New Ideas and Social Entrepreneurs: We’re All In!

By United Way of King County, on August 12, 2014 | In News

Impact Manager Lori Guilfoyle shares what goes on in her neck of the woods working with the New Solutions grants and grantees.


How would you like a job where you got to discover and fund some of the best, most innovative work to make our community better? That’s my job as giving officer for United Way’s New Solutions Program.

What do I like best about my work? Getting out of the office and out into the community. It is what really keeps me motivated, inspires me and gives me great hope for the future. Doing site visits with our funded agencies is important to my staying connected to the high-quality work they do. But it’s the conversations I have with people that keeps me coming back to my desk excited and motivated.

I recently talked with Mona Han, director of the Coalition for Refugees from Burma. She was so excited to share that they’re partnering with the Kent Meridian High School for the GOAL (Global/lOcal Academic and Leadership) Summer Program. The program has various themes for global and local awareness and academic achievement, with opportunities for youth to participate in service projects. This summer activity will help to keep youth on track and ready to begin the next school year. Such a great program.

Over the past couple of years, United Way of King County and the Coalition for Refugees from Burma have worked together to bring new resources to the local Burmese community. In addition to funding, we are able to connect them to Child Care Resources to develop their Family Literacy Project. This includes parent education workshops and early-learning activities for their children. The curriculum, originally developed by Child Care Resources, was adapted for the Burmese culture and language.

You might ask why United Way supports these kinds of programs. Giving grants like this is at the heart of my great job running New Solutions.

New Solutions To What, You Ask?

United Way’s New Solutions grant-making recognizes that existing human services aren’t always successful in meeting needs. Agencies might not have adequate capacity. They might be providing services that aren’t responsive or relevant to a new population. Or there might be no organization at all currently serving a location or population.
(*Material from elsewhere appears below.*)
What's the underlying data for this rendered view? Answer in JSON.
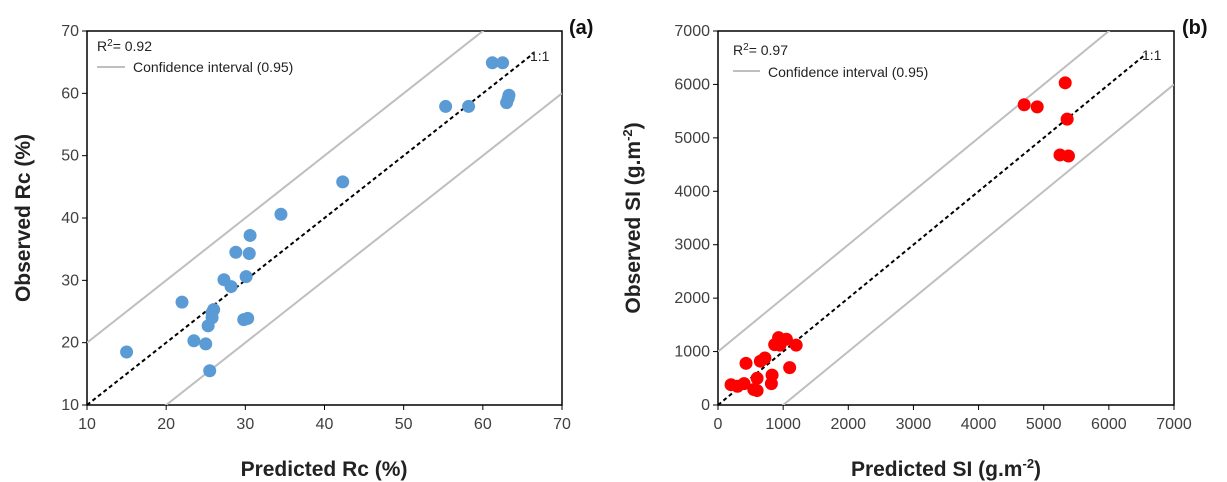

Those are all reasons that, through our New Solutions grants, we support innovative approaches to service design and delivery, new ways to build organizational and community capacity—as well as new ways to effectively meet emerging needs. New Solutions grants and grantees do all this through partnership arrangements, leadership development, and/or community building.

Many of the ideas come to us through community members working on the ground to identify new ways of meeting needs in the community. There is also a written proposal process. Last year we received about 115 proposals. Here’s another of our recent New Solutions grants:

Rainier Valley Corps is implementing a service learning model tailored to refugees and immigrants. Rainier Valley Corps will recruit and place leaders from refugee and immigrant communities at community-based organizations as core staff who build organizational capacity. They gain leadership, community development and professional skills while helping the organization build critical infrastructure.